Background: A-kinase-anchoring protein 9 (AKAP9) mediates the phosphorylation state of the slowly activating delayed rectifier IKs potassium channel. In 2007, our heterologous expression data supported AKAP9-S1570L as a long QT syndrome (LQTS)-causative mutation and AKAP9 as a LQTS-susceptibility gene. However, AKAP9 has been demoted recently by the Clinical Genome Resource (ClinGen) group to a “limited evidence” gene for LQTS.
Objective: To characterize a patient-derived induced pluripotent stem cell-derived cardiomyocyte (iPSC-CM) AKAP9-S1570L model and its “gene-corrected” isogenic control.
Methods: AKAP9-S1570L iPSC-CMs were generated from a 44-year-old female (QTc > 485 ms) with a history of syncope, high burden of premature ventricular contractions, and mild left ventricular enlargement.
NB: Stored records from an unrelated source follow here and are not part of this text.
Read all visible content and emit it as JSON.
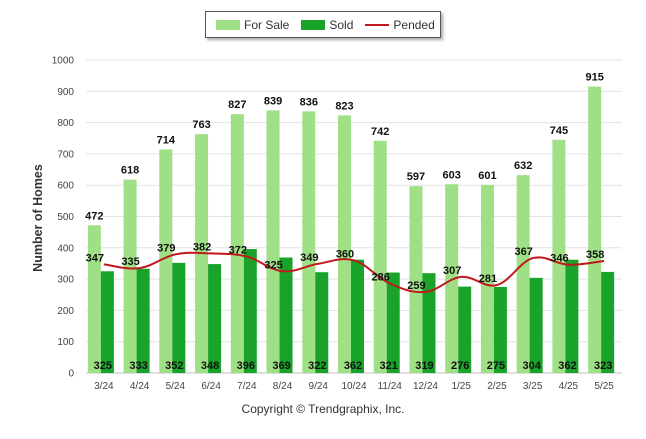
{
  "chart_data": {
    "type": "bar",
    "categories": [
      "3/24",
      "4/24",
      "5/24",
      "6/24",
      "7/24",
      "8/24",
      "9/24",
      "10/24",
      "11/24",
      "12/24",
      "1/25",
      "2/25",
      "3/25",
      "4/25",
      "5/25"
    ],
    "series": [
      {
        "name": "For Sale",
        "type": "bar",
        "color": "#9fe086",
        "values": [
          472,
          618,
          714,
          763,
          827,
          839,
          836,
          823,
          742,
          597,
          603,
          601,
          632,
          745,
          915
        ]
      },
      {
        "name": "Sold",
        "type": "bar",
        "color": "#1aa32a",
        "values": [
          325,
          333,
          352,
          348,
          396,
          369,
          322,
          362,
          321,
          319,
          276,
          275,
          304,
          362,
          323
        ]
      },
      {
        "name": "Pended",
        "type": "line",
        "color": "#c0181c",
        "values": [
          347,
          335,
          379,
          382,
          372,
          325,
          349,
          360,
          286,
          259,
          307,
          281,
          367,
          346,
          358
        ]
      }
    ],
    "xlabel": "",
    "ylabel": "Number of Homes",
    "ylim": [
      0,
      1000
    ],
    "yticks": [
      0,
      100,
      200,
      300,
      400,
      500,
      600,
      700,
      800,
      900,
      1000
    ],
    "grid": true,
    "legend_position": "top-center"
  },
  "footer": {
    "copyright": "Copyright © Trendgraphix, Inc."
  }
}
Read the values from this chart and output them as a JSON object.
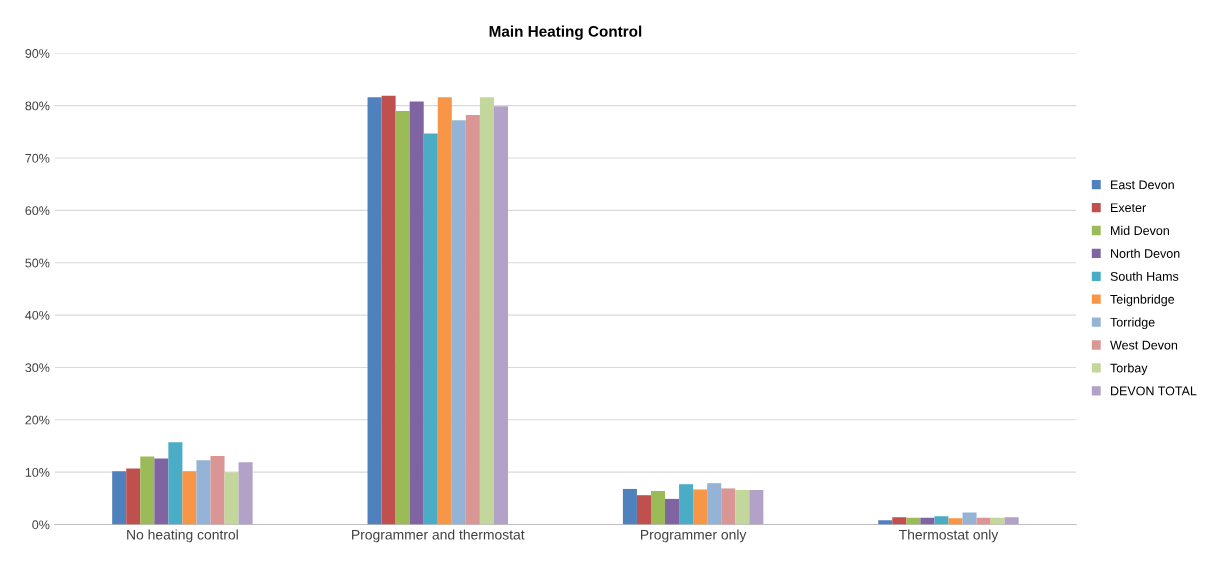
{
  "chart_data": {
    "type": "bar",
    "title": "Main Heating Control",
    "categories": [
      "No heating control",
      "Programmer and thermostat",
      "Programmer only",
      "Thermostat only"
    ],
    "series": [
      {
        "name": "East Devon",
        "color": "#4f81bd",
        "values": [
          10.2,
          81.6,
          6.8,
          0.8
        ]
      },
      {
        "name": "Exeter",
        "color": "#c0504d",
        "values": [
          10.7,
          81.9,
          5.6,
          1.4
        ]
      },
      {
        "name": "Mid Devon",
        "color": "#9bbb59",
        "values": [
          13.0,
          79.0,
          6.4,
          1.3
        ]
      },
      {
        "name": "North Devon",
        "color": "#8064a2",
        "values": [
          12.6,
          80.8,
          4.9,
          1.3
        ]
      },
      {
        "name": "South Hams",
        "color": "#4bacc6",
        "values": [
          15.7,
          74.7,
          7.7,
          1.6
        ]
      },
      {
        "name": "Teignbridge",
        "color": "#f79646",
        "values": [
          10.2,
          81.6,
          6.7,
          1.2
        ]
      },
      {
        "name": "Torridge",
        "color": "#95b3d7",
        "values": [
          12.3,
          77.2,
          7.9,
          2.3
        ]
      },
      {
        "name": "West Devon",
        "color": "#da9694",
        "values": [
          13.1,
          78.2,
          6.9,
          1.3
        ]
      },
      {
        "name": "Torbay",
        "color": "#c3d69b",
        "values": [
          10.0,
          81.6,
          6.6,
          1.3
        ]
      },
      {
        "name": "DEVON TOTAL",
        "color": "#b3a2c7",
        "values": [
          11.9,
          79.9,
          6.6,
          1.4
        ]
      }
    ],
    "ylim": [
      0,
      90
    ],
    "yticks": [
      {
        "value": 0,
        "label": "0%"
      },
      {
        "value": 10,
        "label": "10%"
      },
      {
        "value": 20,
        "label": "20%"
      },
      {
        "value": 30,
        "label": "30%"
      },
      {
        "value": 40,
        "label": "40%"
      },
      {
        "value": 50,
        "label": "50%"
      },
      {
        "value": 60,
        "label": "60%"
      },
      {
        "value": 70,
        "label": "70%"
      },
      {
        "value": 80,
        "label": "80%"
      },
      {
        "value": 90,
        "label": "90%"
      }
    ],
    "grid": "y",
    "legend": "right"
  }
}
An isogenic iPSC “gene-corrected” control line was created using CRISPR/Cas9. Patch-clamp technique was used to measure action potential duration (APD) at 1 Hz pacing rate before/after IKs activator (ML277), isoproterenol (iso), and membrane permeable cAMP plus okadaic acid (cAMP+OA).
Results: APD50 and APD90 were prolonged significantly by 36.2% and 32.8% respectively from 335.4±14.8 ms and 413.3±16.1 ms (n=37, control) to 456.8±21.2 ms and 548.7±22.2 ms (n=27, AKAP9-S1570L, p<0.05 vs. control). 0.5 µM ML277 dramatically shortened APD90 by 72.9% and 63.3% respectively in both AKAP9-S1570L (n=10) and control iPSC-CMs (n=11, p<0.05 vs. before ML277). 100 nM Iso and cAMP+OA (50 µM+0.2 µM) also profoundly shortened APD90 by 44.9% and 57.5% (AKAP9-S1570L, n=8-9, p<0.05 vs. before drugs), and 32.9% and 29.2% (control, n=9-11, p<0.05 vs. before drugs).
Conclusion: Using a patient’s variant-specific iPSC-CMs and her isogenic control lines, we demonstrate that the AKAP9-S1570L is the patient’s self-sufficient monogenetic substrate for her LQTS phenotype. However, AKAP9-S1570L iPSC-CMs were more sensitive than isogenic control iPSC-CMs to IKs activator, Iso and cAMP signal pathway regarding their APD shortening effects. In contrast to previous heterologous, non-cardiac expression studies focused only on the IKs potassium channel, the APD-prolonging effect of AKAP9-S1570L appears to be mediated through other ion channel final common pathways.